When we’re talking about renewable energy, we’re usually talking about renewable forms of electricity generation – solar, wind, and so on. That’s the general impression in the media, and they are certainly the connotations that come to my own mind.
In fact, a renewable electricity supply is only one half of the energy transformation, and it may be the easier half. The other side of the problem is renewable heat. It’s less discussed, but in many ways the bigger challenge.
Here is where UK households use energy around the house, broken down by CO2 emissions:
As you can see, the biggest slice of our energy use is heating, by some distance. These results are from the 2013/2014 National Energy Survey, and the share of heating can vary across years, depending on how cold the winter is. It’s usually over half and sometimes around 60%.
For 83% of households, heat and hot water are provided by gas central heating. It’s low maintenance and cost effective, and there are good reasons why most of us switched to gas heating over the last few decades, especially since it could be extracted from the North Sea. But it is a fossil fuel, and we know that if we are going to cut emissions, we need to cut our gas use.

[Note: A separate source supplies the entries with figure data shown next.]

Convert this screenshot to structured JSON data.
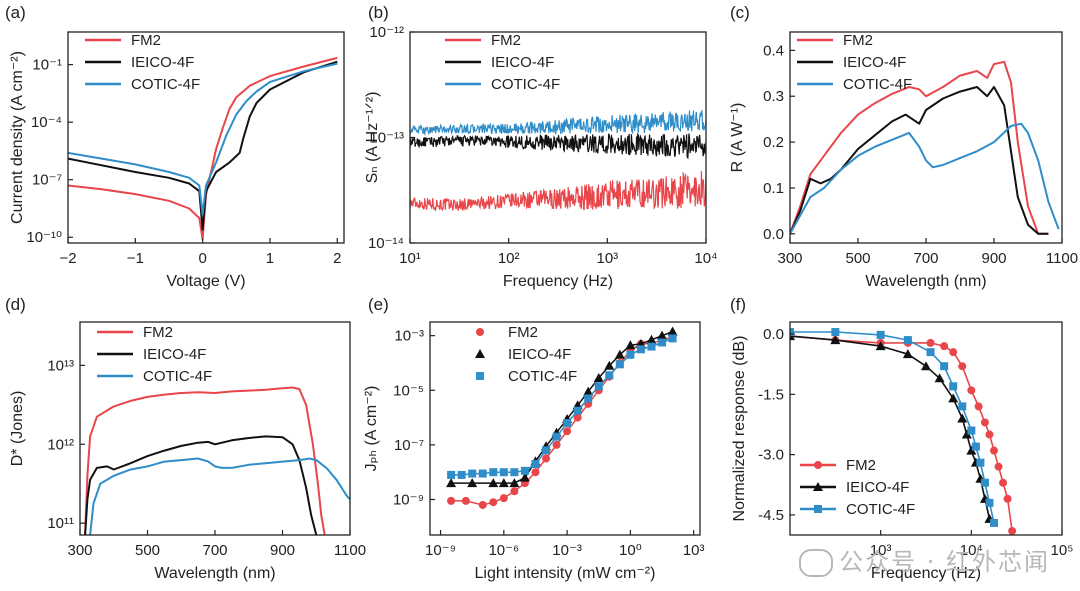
{
  "colors": {
    "fm2": "#e8464a",
    "ieico": "#111111",
    "cotic": "#2f8dc9"
  },
  "legend": [
    "FM2",
    "IEICO-4F",
    "COTIC-4F"
  ],
  "watermark": "公众号 · 红外芯闻",
  "chart_data": [
    {
      "panel": "(a)",
      "type": "line",
      "xlabel": "Voltage (V)",
      "ylabel": "Current density (A cm⁻²)",
      "xlim": [
        -2,
        2.1
      ],
      "ylim_log10": [
        -10.3,
        0.7
      ],
      "yscale": "log",
      "xticks": [
        -2,
        -1,
        0,
        1,
        2
      ],
      "xtick_labels": [
        "−2",
        "−1",
        "0",
        "1",
        "2"
      ],
      "yticks_log10": [
        -1,
        -4,
        -7,
        -10
      ],
      "series": [
        {
          "name": "FM2",
          "x": [
            -2,
            -1.5,
            -1,
            -0.5,
            -0.2,
            -0.05,
            0,
            0.05,
            0.2,
            0.3,
            0.4,
            0.5,
            0.7,
            1.0,
            1.5,
            2.0
          ],
          "log10y": [
            -7.3,
            -7.5,
            -7.75,
            -8.1,
            -8.5,
            -9.0,
            -10.1,
            -7.8,
            -5.4,
            -4.3,
            -3.3,
            -2.7,
            -2.1,
            -1.6,
            -1.1,
            -0.65
          ]
        },
        {
          "name": "IEICO-4F",
          "x": [
            -2,
            -1.5,
            -1,
            -0.5,
            -0.2,
            -0.05,
            0,
            0.05,
            0.2,
            0.4,
            0.55,
            0.6,
            0.7,
            0.8,
            1.0,
            1.5,
            2.0
          ],
          "log10y": [
            -5.9,
            -6.25,
            -6.6,
            -6.9,
            -7.2,
            -7.6,
            -9.6,
            -7.6,
            -6.6,
            -6.1,
            -5.6,
            -4.9,
            -3.7,
            -3.0,
            -2.3,
            -1.4,
            -0.85
          ]
        },
        {
          "name": "COTIC-4F",
          "x": [
            -2,
            -1.5,
            -1,
            -0.5,
            -0.2,
            -0.05,
            0,
            0.05,
            0.2,
            0.35,
            0.5,
            0.65,
            0.8,
            1.0,
            1.5,
            2.0
          ],
          "log10y": [
            -5.6,
            -5.9,
            -6.2,
            -6.6,
            -6.9,
            -7.3,
            -8.8,
            -7.3,
            -6.1,
            -4.7,
            -3.6,
            -2.9,
            -2.4,
            -1.9,
            -1.35,
            -0.95
          ]
        }
      ]
    },
    {
      "panel": "(b)",
      "type": "line",
      "xlabel": "Frequency (Hz)",
      "ylabel": "Sₙ (A Hz⁻¹ᐟ²)",
      "xlim_log10": [
        1,
        4
      ],
      "ylim_log10": [
        -14,
        -12
      ],
      "xscale": "log",
      "yscale": "log",
      "xticks_log10": [
        1,
        2,
        3,
        4
      ],
      "yticks_log10": [
        -14,
        -13,
        -12
      ],
      "series": [
        {
          "name": "FM2",
          "log10x": [
            1,
            1.5,
            2,
            2.5,
            3,
            3.5,
            4
          ],
          "log10y_mean": [
            -13.62,
            -13.64,
            -13.6,
            -13.58,
            -13.55,
            -13.52,
            -13.48
          ],
          "noise": [
            0.06,
            0.06,
            0.07,
            0.1,
            0.14,
            0.16,
            0.18
          ]
        },
        {
          "name": "IEICO-4F",
          "log10x": [
            1,
            1.5,
            2,
            2.5,
            3,
            3.5,
            4
          ],
          "log10y_mean": [
            -13.05,
            -13.03,
            -13.04,
            -13.05,
            -13.06,
            -13.07,
            -13.08
          ],
          "noise": [
            0.05,
            0.05,
            0.06,
            0.08,
            0.1,
            0.11,
            0.12
          ]
        },
        {
          "name": "COTIC-4F",
          "log10x": [
            1,
            1.5,
            2,
            2.5,
            3,
            3.5,
            4
          ],
          "log10y_mean": [
            -12.93,
            -12.92,
            -12.92,
            -12.9,
            -12.88,
            -12.86,
            -12.84
          ],
          "noise": [
            0.04,
            0.04,
            0.05,
            0.07,
            0.09,
            0.1,
            0.11
          ]
        }
      ]
    },
    {
      "panel": "(c)",
      "type": "line",
      "xlabel": "Wavelength (nm)",
      "ylabel": "R (A W⁻¹)",
      "xlim": [
        300,
        1100
      ],
      "ylim": [
        -0.02,
        0.44
      ],
      "xticks": [
        300,
        500,
        700,
        900,
        1100
      ],
      "yticks": [
        0.0,
        0.1,
        0.2,
        0.3,
        0.4
      ],
      "ytick_labels": [
        "0.0",
        "0.1",
        "0.2",
        "0.3",
        "0.4"
      ],
      "series": [
        {
          "name": "FM2",
          "x": [
            300,
            330,
            360,
            400,
            450,
            500,
            550,
            600,
            650,
            680,
            700,
            750,
            800,
            850,
            880,
            900,
            930,
            950,
            970,
            1000,
            1030,
            1060
          ],
          "y": [
            0.0,
            0.06,
            0.13,
            0.17,
            0.22,
            0.26,
            0.285,
            0.305,
            0.32,
            0.315,
            0.3,
            0.32,
            0.345,
            0.355,
            0.34,
            0.37,
            0.375,
            0.33,
            0.2,
            0.06,
            0.0,
            0.0
          ]
        },
        {
          "name": "IEICO-4F",
          "x": [
            300,
            330,
            360,
            390,
            420,
            450,
            500,
            550,
            600,
            640,
            680,
            700,
            750,
            800,
            850,
            880,
            900,
            930,
            950,
            970,
            1000,
            1030,
            1060
          ],
          "y": [
            0.0,
            0.05,
            0.12,
            0.11,
            0.12,
            0.14,
            0.185,
            0.215,
            0.245,
            0.26,
            0.24,
            0.27,
            0.295,
            0.31,
            0.32,
            0.3,
            0.32,
            0.28,
            0.18,
            0.08,
            0.02,
            0.0,
            0.0
          ]
        },
        {
          "name": "COTIC-4F",
          "x": [
            300,
            330,
            360,
            400,
            450,
            500,
            550,
            600,
            650,
            680,
            700,
            720,
            750,
            800,
            850,
            900,
            950,
            980,
            1000,
            1030,
            1060,
            1090
          ],
          "y": [
            0.0,
            0.04,
            0.08,
            0.1,
            0.14,
            0.17,
            0.19,
            0.205,
            0.22,
            0.19,
            0.16,
            0.145,
            0.15,
            0.165,
            0.18,
            0.2,
            0.235,
            0.24,
            0.22,
            0.16,
            0.07,
            0.01
          ]
        }
      ]
    },
    {
      "panel": "(d)",
      "type": "line",
      "xlabel": "Wavelength (nm)",
      "ylabel": "D* (Jones)",
      "xlim": [
        300,
        1100
      ],
      "ylim_log10": [
        10.85,
        13.55
      ],
      "yscale": "log",
      "xticks": [
        300,
        500,
        700,
        900,
        1100
      ],
      "yticks_log10": [
        11,
        12,
        13
      ],
      "series": [
        {
          "name": "FM2",
          "x": [
            315,
            322,
            330,
            350,
            400,
            450,
            500,
            550,
            600,
            650,
            700,
            750,
            800,
            850,
            900,
            930,
            950,
            970,
            990,
            1005,
            1015,
            1025
          ],
          "log10y": [
            10.85,
            11.6,
            12.1,
            12.35,
            12.48,
            12.55,
            12.6,
            12.63,
            12.65,
            12.66,
            12.65,
            12.67,
            12.68,
            12.69,
            12.71,
            12.72,
            12.7,
            12.5,
            12.0,
            11.5,
            11.1,
            10.85
          ]
        },
        {
          "name": "IEICO-4F",
          "x": [
            315,
            322,
            330,
            350,
            380,
            400,
            450,
            500,
            550,
            600,
            650,
            680,
            700,
            750,
            800,
            850,
            900,
            930,
            950,
            970,
            985,
            1000
          ],
          "log10y": [
            10.85,
            11.3,
            11.55,
            11.7,
            11.72,
            11.68,
            11.76,
            11.85,
            11.92,
            11.98,
            12.02,
            12.03,
            12.0,
            12.05,
            12.08,
            12.1,
            12.09,
            12.0,
            11.8,
            11.45,
            11.1,
            10.85
          ]
        },
        {
          "name": "COTIC-4F",
          "x": [
            330,
            340,
            360,
            400,
            450,
            500,
            550,
            600,
            650,
            680,
            700,
            720,
            750,
            800,
            850,
            900,
            950,
            980,
            1000,
            1030,
            1060,
            1090,
            1100
          ],
          "log10y": [
            10.85,
            11.25,
            11.5,
            11.6,
            11.68,
            11.72,
            11.78,
            11.8,
            11.82,
            11.78,
            11.72,
            11.7,
            11.7,
            11.74,
            11.76,
            11.78,
            11.8,
            11.82,
            11.8,
            11.7,
            11.55,
            11.35,
            11.3
          ]
        }
      ]
    },
    {
      "panel": "(e)",
      "type": "scatter",
      "xlabel": "Light intensity (mW cm⁻²)",
      "ylabel": "Jₚₕ (A cm⁻²)",
      "xlim_log10": [
        -9.5,
        3.3
      ],
      "ylim_log10": [
        -10.3,
        -2.5
      ],
      "xscale": "log",
      "yscale": "log",
      "xticks_log10": [
        -9,
        -6,
        -3,
        0,
        3
      ],
      "yticks_log10": [
        -9,
        -7,
        -5,
        -3
      ],
      "series": [
        {
          "name": "FM2",
          "marker": "circle",
          "log10x": [
            -8.5,
            -7.8,
            -7.0,
            -6.5,
            -6.0,
            -5.5,
            -5.0,
            -4.5,
            -4.0,
            -3.5,
            -3.0,
            -2.5,
            -2.0,
            -1.5,
            -1.0,
            -0.5,
            0.0,
            0.5,
            1.0,
            1.5,
            2.0
          ],
          "log10y": [
            -9.05,
            -9.05,
            -9.2,
            -9.1,
            -8.95,
            -8.7,
            -8.4,
            -8.0,
            -7.5,
            -7.0,
            -6.5,
            -6.0,
            -5.5,
            -5.0,
            -4.5,
            -4.0,
            -3.55,
            -3.3,
            -3.3,
            -3.15,
            -3.05
          ]
        },
        {
          "name": "IEICO-4F",
          "marker": "triangle",
          "log10x": [
            -8.5,
            -7.5,
            -6.5,
            -6.0,
            -5.5,
            -5.0,
            -4.5,
            -4.0,
            -3.5,
            -3.0,
            -2.5,
            -2.0,
            -1.5,
            -1.0,
            -0.5,
            0.0,
            0.5,
            1.0,
            1.5,
            2.0
          ],
          "log10y": [
            -8.4,
            -8.4,
            -8.4,
            -8.4,
            -8.4,
            -8.2,
            -7.6,
            -7.05,
            -6.55,
            -6.05,
            -5.55,
            -5.05,
            -4.55,
            -4.1,
            -3.7,
            -3.35,
            -3.3,
            -3.15,
            -3.0,
            -2.85
          ]
        },
        {
          "name": "COTIC-4F",
          "marker": "square",
          "log10x": [
            -8.5,
            -8.0,
            -7.5,
            -7.0,
            -6.5,
            -6.0,
            -5.5,
            -5.0,
            -4.5,
            -4.0,
            -3.5,
            -3.0,
            -2.5,
            -2.0,
            -1.5,
            -1.0,
            -0.5,
            0.0,
            0.5,
            1.0,
            1.5,
            2.0
          ],
          "log10y": [
            -8.1,
            -8.1,
            -8.05,
            -8.05,
            -8.0,
            -8.0,
            -8.0,
            -7.95,
            -7.7,
            -7.2,
            -6.7,
            -6.2,
            -5.75,
            -5.3,
            -4.85,
            -4.45,
            -4.05,
            -3.7,
            -3.5,
            -3.4,
            -3.25,
            -3.1
          ]
        }
      ]
    },
    {
      "panel": "(f)",
      "type": "line",
      "xlabel": "Frequency (Hz)",
      "ylabel": "Normalized response (dB)",
      "xlim_log10": [
        2,
        5
      ],
      "ylim": [
        -5.0,
        0.3
      ],
      "xscale": "log",
      "xticks_log10": [
        3,
        4,
        5
      ],
      "yticks": [
        0.0,
        -1.5,
        -3.0,
        -4.5
      ],
      "ytick_labels": [
        "0.0",
        "-1.5",
        "-3.0",
        "-4.5"
      ],
      "series": [
        {
          "name": "FM2",
          "marker": "circle",
          "log10x": [
            2.0,
            2.5,
            3.0,
            3.3,
            3.55,
            3.7,
            3.8,
            3.9,
            4.0,
            4.08,
            4.15,
            4.2,
            4.25,
            4.3,
            4.35,
            4.4,
            4.45
          ],
          "y": [
            -0.05,
            -0.15,
            -0.22,
            -0.22,
            -0.22,
            -0.3,
            -0.45,
            -0.8,
            -1.4,
            -1.8,
            -2.2,
            -2.5,
            -2.9,
            -3.3,
            -3.7,
            -4.1,
            -4.9
          ]
        },
        {
          "name": "IEICO-4F",
          "marker": "triangle",
          "log10x": [
            2.0,
            2.5,
            3.0,
            3.3,
            3.5,
            3.65,
            3.8,
            3.9,
            3.95,
            4.0,
            4.05,
            4.1,
            4.15,
            4.2
          ],
          "y": [
            -0.05,
            -0.15,
            -0.3,
            -0.5,
            -0.8,
            -1.1,
            -1.6,
            -2.1,
            -2.5,
            -2.9,
            -3.2,
            -3.6,
            -4.1,
            -4.6
          ]
        },
        {
          "name": "COTIC-4F",
          "marker": "square",
          "log10x": [
            2.0,
            2.5,
            3.0,
            3.3,
            3.55,
            3.7,
            3.8,
            3.9,
            4.0,
            4.05,
            4.1,
            4.15,
            4.2,
            4.25
          ],
          "y": [
            0.05,
            0.05,
            -0.02,
            -0.15,
            -0.45,
            -0.8,
            -1.3,
            -1.8,
            -2.4,
            -2.8,
            -3.2,
            -3.7,
            -4.2,
            -4.7
          ]
        }
      ]
    }
  ]
}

As our own gas production has peaked and gone into decline, we’re also importing more of our gas. With demand increasing in other parts of the world, it’s also getting more expensive. So we have three reasons to reduce our dependence on gas – lower emissions, energy security, and more predictable prices.
Heat from electricity is wasteful and expensive, so using renewable energy to run electric heaters isn’t a solution. We need to dramatically reduce our heating needs through better design and insulation, and we need to move towards renewable heat.